Try A Hybrid Flow To Overcome Hierarchical Design Limitations
In a flat design flow, placement and routing resources are always visible and available. Designers then can perform routing optimization and avoid congestion to achieve a good-quality design optimization. Yet large and optimization-intensive designs make flat design less desirable because of long tool run times and large memory-space requirements.
On the other hand, conventional hierarchical design-optimization flows dramatically reduce tool run times and memory space requirements. They let designers partition a design into a number of blocks and optimize the blocks separately and in parallel. But the conventional hierarchical flow can lead to sub-optimal timing for critical paths traversing through the blocks and for critical nets routed around the blocks.
Consequently, a hybrid hierarchical flow was developed to overcome challenges in a high-performance DSP application. It succeeded in implementing this design after a conventional hierarchical flow failed to close timing.

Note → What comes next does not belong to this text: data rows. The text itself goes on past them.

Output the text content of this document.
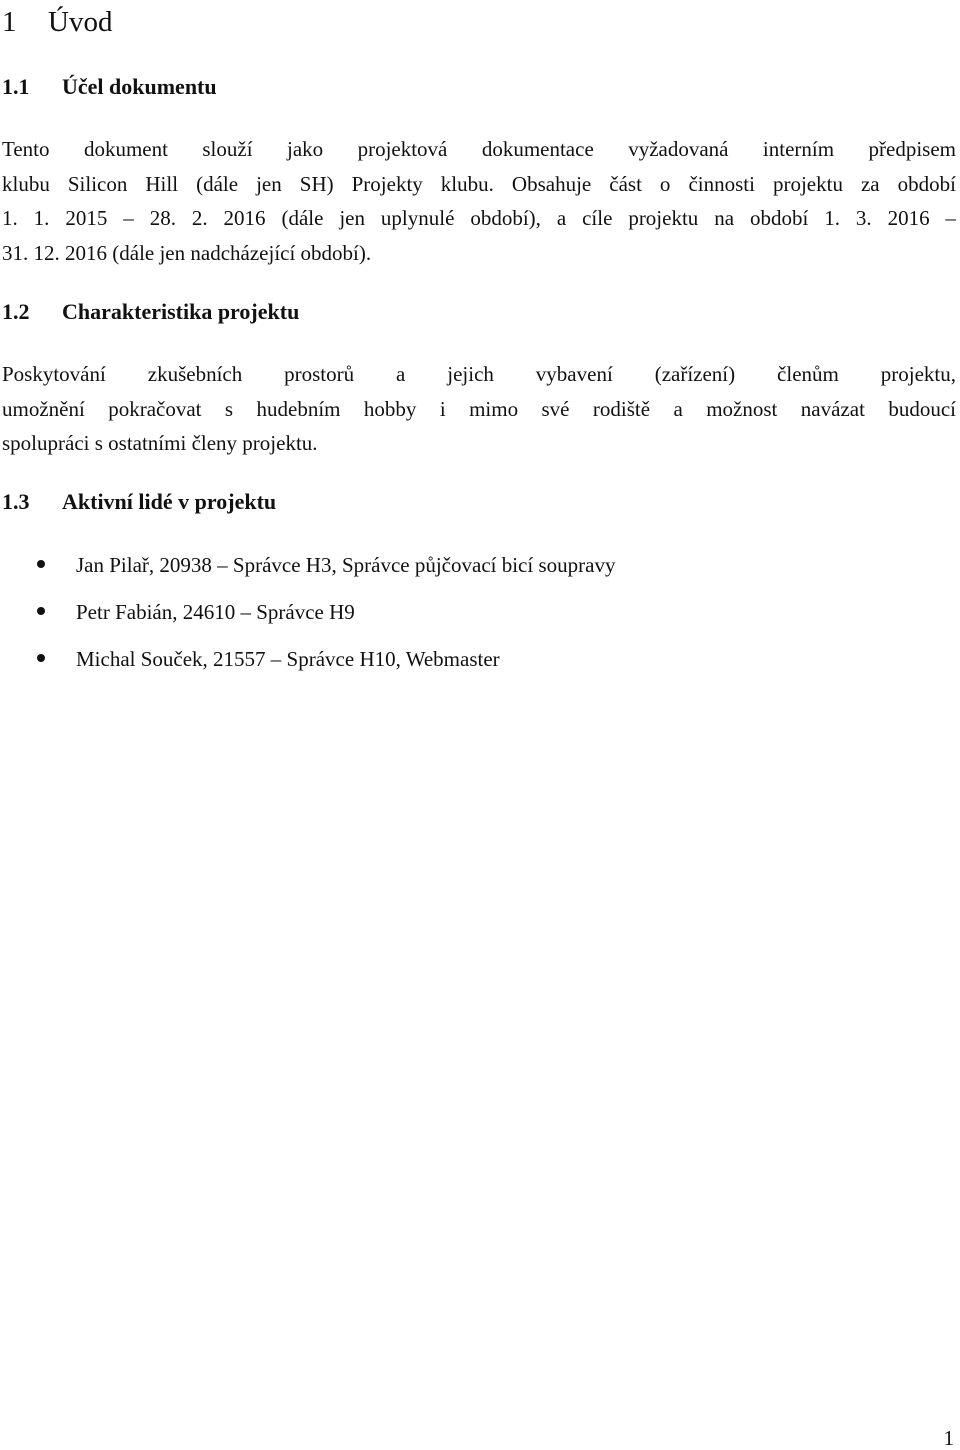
1	Úvod
1.1	Účel dokumentu
Tento dokument slouží jako projektová dokumentace vyžadovaná interním předpisem
klubu Silicon Hill (dále jen SH) Projekty klubu. Obsahuje část o činnosti projektu za období
1. 1. 2015 – 28. 2. 2016 (dále jen uplynulé období), a cíle projektu na období 1. 3. 2016 –
31. 12. 2016 (dále jen nadcházející období).
1.2	Charakteristika projektu
Poskytování zkušebních prostorů a jejich vybavení (zařízení) členům projektu,
umožnění pokračovat s hudebním hobby i mimo své rodiště a možnost navázat budoucí
spolupráci s ostatními členy projektu.
1.3	Aktivní lidé v projektu
Jan Pilař, 20938 – Správce H3, Správce půjčovací bicí soupravy
Petr Fabián, 24610 – Správce H9
Michal Souček, 21557 – Správce H10, Webmaster
1
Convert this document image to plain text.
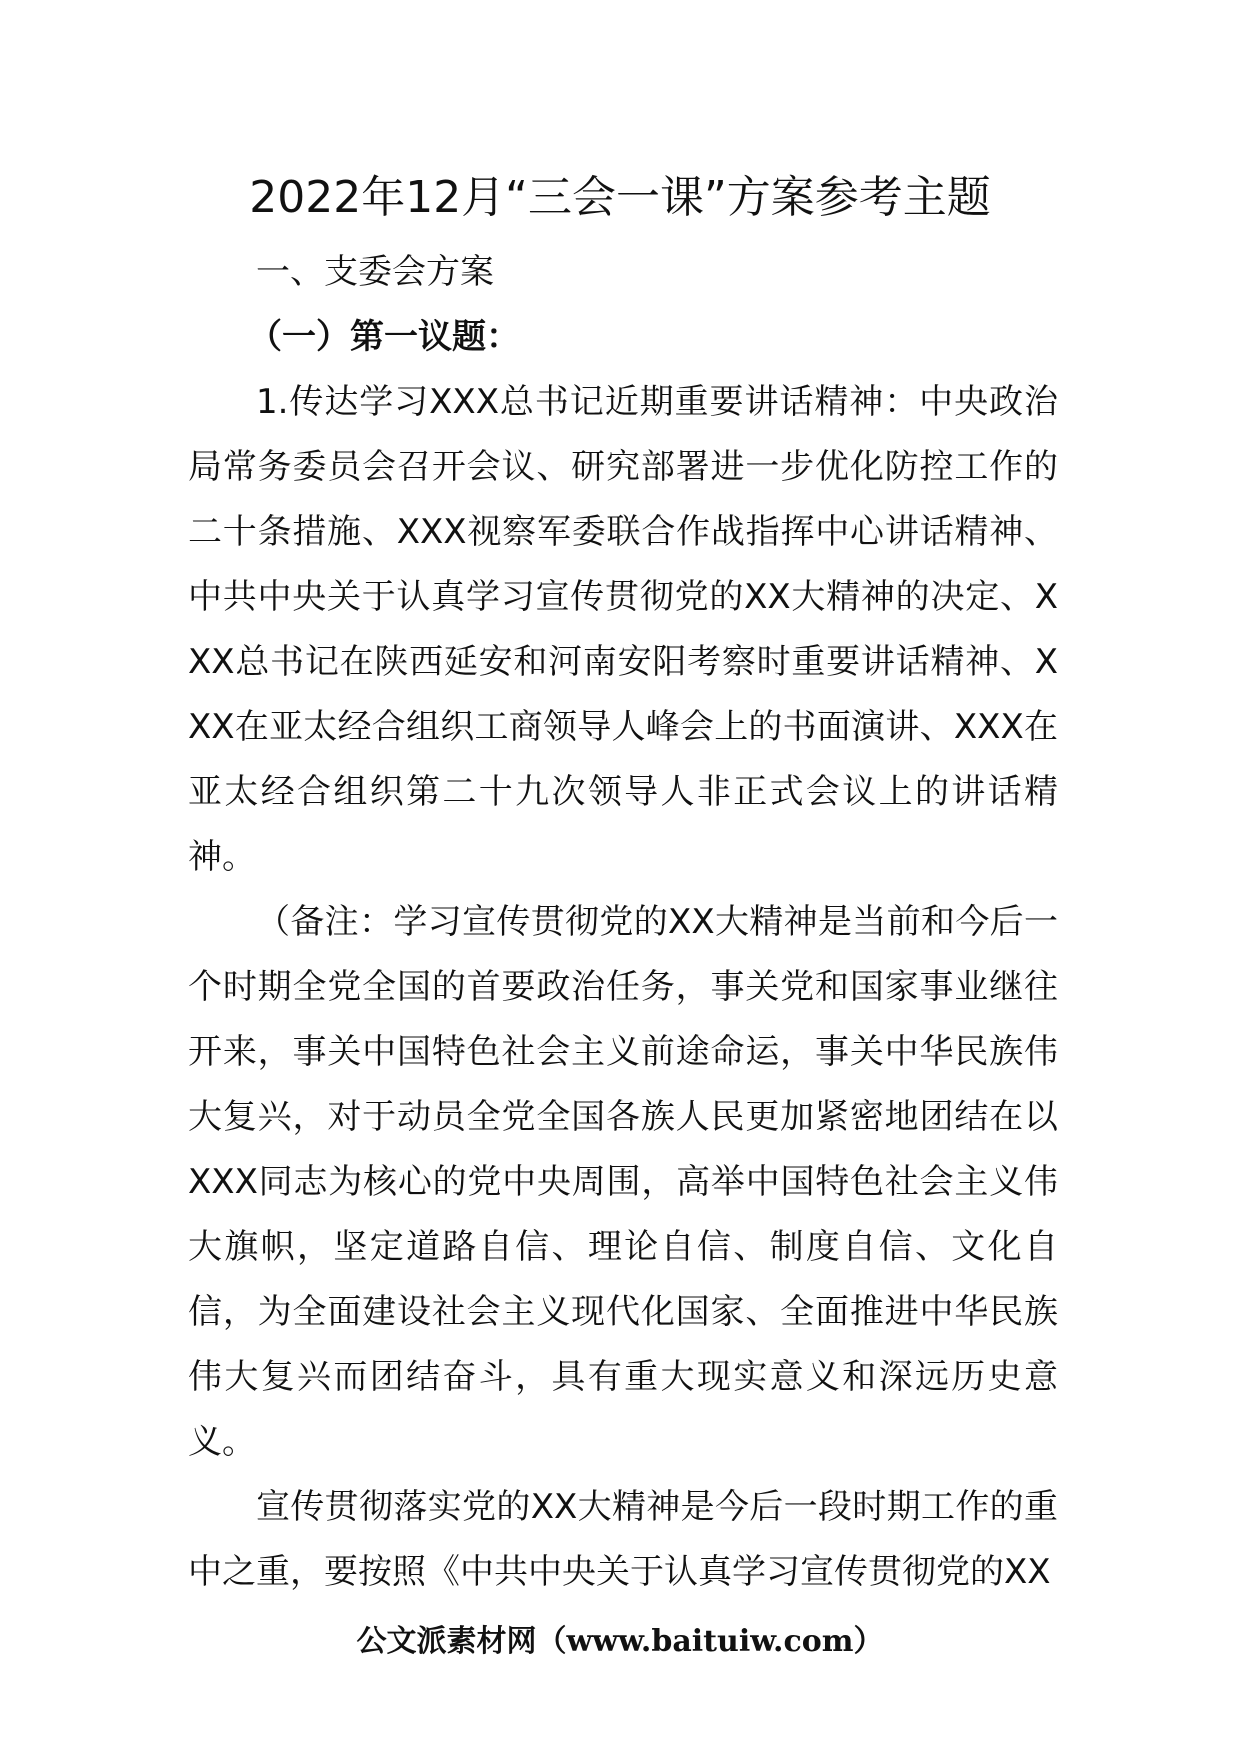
2022年12月“三会一课”方案参考主题

一、支委会方案

（一）第一议题：

1.传达学习XXX总书记近期重要讲话精神：中央政治局常务委员会召开会议、研究部署进一步优化防控工作的二十条措施、XXX视察军委联合作战指挥中心讲话精神、中共中央关于认真学习宣传贯彻党的XX大精神的决定、XXX总书记在陕西延安和河南安阳考察时重要讲话精神、XXX在亚太经合组织工商领导人峰会上的书面演讲、XXX在亚太经合组织第二十九次领导人非正式会议上的讲话精神。

（备注：学习宣传贯彻党的XX大精神是当前和今后一个时期全党全国的首要政治任务，事关党和国家事业继往开来，事关中国特色社会主义前途命运，事关中华民族伟大复兴，对于动员全党全国各族人民更加紧密地团结在以XXX同志为核心的党中央周围，高举中国特色社会主义伟大旗帜，坚定道路自信、理论自信、制度自信、文化自信，为全面建设社会主义现代化国家、全面推进中华民族伟大复兴而团结奋斗，具有重大现实意义和深远历史意义。

宣传贯彻落实党的XX大精神是今后一段时期工作的重中之重，要按照《中共中央关于认真学习宣传贯彻党的XX

公文派素材网（www.baituiw.com）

The hybrid hierarchical flow combines the strengths of the conventional flat and hierarchical design optimization flows. It allows for a hierarchical, efficient optimization of a large design with quality results comparable to flat design optimization. With the hybrid flow, designers can route critical top-level nets through blocks. Blocks in global timing paths can be further optimized at top-level design optimization.
The hybrid hierarchical flow overcomes the limitations of conventional hierarchical design optimization methods because global nets needn't be routed around the blocks. In addition, block optimization is less sensitive to the quality of the block's floorplan and the accuracy of the block's timing budget.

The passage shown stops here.